La femme pinça les lèvres, puis, d'un geste brusque, lança trois clous d'argent en direction de Dix-neuf. Celle-ci les esquiva aisément, s'écriant avec colère

: «

Je t'ai laissée partir, et tu oses encore faire du mal à quelqu'un

? Tu crois que je vais te tuer sur-le-champ

!

»

La femme leva fièrement la tête : « Vas-y, tue-moi ! Tue-moi, et tu auras une belle vie ! »

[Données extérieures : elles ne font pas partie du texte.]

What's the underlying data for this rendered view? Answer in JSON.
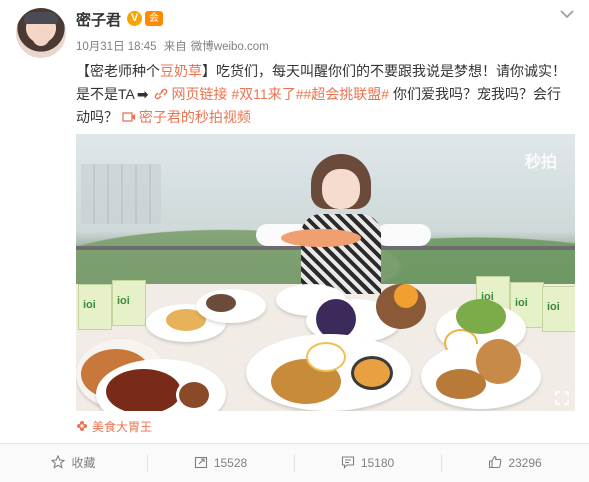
{
  "post": {
    "username": "密子君",
    "badge_v": "V",
    "badge_level": "会",
    "date": "10月31日 18:45",
    "via_prefix": "来自",
    "via": "微博weibo.com",
    "text": {
      "p1": "【密老师种个",
      "link1": "豆奶草",
      "p2": "】吃货们，每天叫醒你们的不要跟我说是梦想！请你诚实！是不是TA",
      "arrow": "➡",
      "link2": "网页链接",
      "tag1": "#双11来了#",
      "tag2": "#超会挑联盟#",
      "p3": " 你们爱我吗？宠我吗？会行动吗？",
      "video_link": "密子君的秒拍视频"
    },
    "video": {
      "watermark": "秒拍",
      "carton_text": "ioi"
    },
    "source": "美食大胃王"
  },
  "actions": {
    "favorite": "收藏",
    "repost": "15528",
    "comment": "15180",
    "like": "23296"
  }
}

Dix-neuf n'avait jamais vu une femme aussi déraisonnable et resta momentanément sans voix, submergée par la colère : « Je ne te tuerai pas. Tu es une telle personne, une moins que rien, que tu ne mérites même pas mon attention. »

Avant qu'elle ait pu terminer sa phrase, une voix sinistre retentit au-dessus d'elle

: «

Qui ose dire que ses arts martiaux sont médiocres

?

» Avant que Dix-neuf n'ait pu réagir, une autre personne apparut à ses côtés. L'homme avait une cinquantaine d'années, les cheveux gris et un regard perçant. Au premier abord, il semblait être un homme d'âge mûr raffiné, mais les profonds sillons nasogéniens de son visage exprimaient inexplicablement une profonde tristesse.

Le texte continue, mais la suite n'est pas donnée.